Berean cogitations

Friday, September 02, 2005

Rational faith

Atheists and other Christian-bashers often dismiss Christians as being irrational. They frequently claim that Christians simply turn their brains off and accepting their beliefs on blind, unreasoning faith. They often say that faith is, by its very nature, irrational. Conversely, they pat themselves on the back and congratulate themselves for being (ahem) "rational."

This simply proves that they haven't put much thought into their own claims. In reality, atheistic and Christian-bashing claims are often a horrible mishmash of illogic and self-contradition.

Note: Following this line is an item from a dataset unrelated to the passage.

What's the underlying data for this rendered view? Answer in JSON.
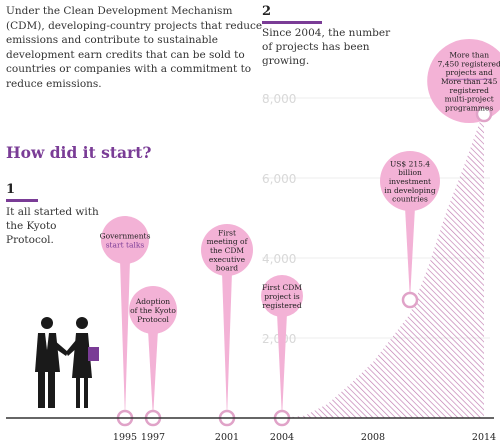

Sadly (and amazingly!), many Christians are quick to accept atheist accusations. I've often heard Christians insist that they don't need to study the scientific or historical basis for Christianity; after all, they have "faith"! I've often heard Christians criticize those believers who study such evidence, insisting that "Faith with evidence isn't faith at all!"

Balderdash. There is nothing mutually exclusive about faith and evidence. If my best friend has proven himself to be trustworthy and reliable, then I can put my faith in his steadfastness... and why? Because of the evidence. Because he has shown himself to be worthy of faith. Similarly, I have faith that my mother would lay down her life for me, even though she has never proven this. Why? Because of the evidence..

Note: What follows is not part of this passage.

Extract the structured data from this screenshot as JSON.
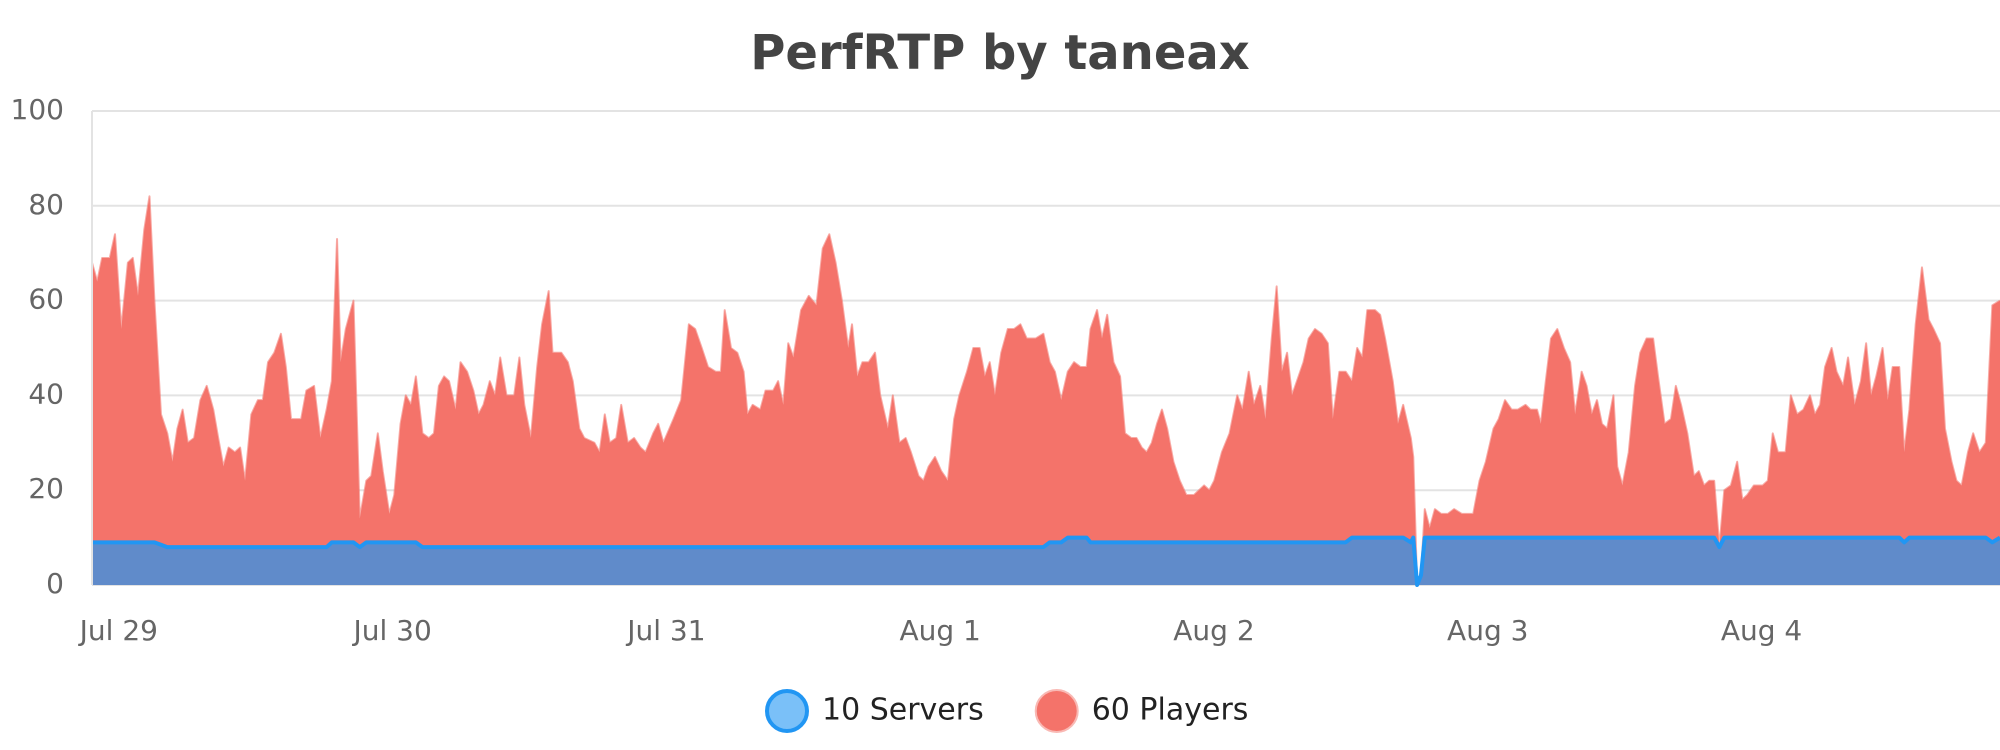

No, faith is not belief without evidence. Rather, faith is belief without proof -- without absolute proof. Faith is believing in something, while knowing full well that this belief has not been proven to be true. In other words, faith need not be blind faith.

Now, this is where critics frequently backpedal. They'll say things like, "Oh, but your friend HAS proven himself. Therefore, your belief in him isn't really faith." Or they'll say, "Well, I think your mother has proven that she'd die for you. So that's not faith your talking about." Again, balderdash. My friend has proven no such thing; in fact, it's entirely possible that he'll turn around someday and stab me in the back. It is also possible that my mother would choose to save her own life rather than put herself at risk for me. They have provided evidence of their steadfastness, but not absolute proof. Ergo, my belief in them is rooted in evidence, and it most certainly require faith.

Just look at the New Testament writers. Did they ever tell their audience, "Ya just gotta believe! Don't get hung up on logic. Ya just gotta take that leap of faith, because I'm telling you the truth!" No, they didn't. Instead, they appealed to evidence--evidence such as fulfilled prophecies, the Resurrection, and Paul's own transformed life. Ultimately, a measure of faith was still required, but they asked the people to consider the evidence as they formed their faith.

Contrary to what the skeptics--and many Christians--would say, faith does not have to be blind. In fact, true Biblical faith, as modelled by the Apostles, should not be blind at all.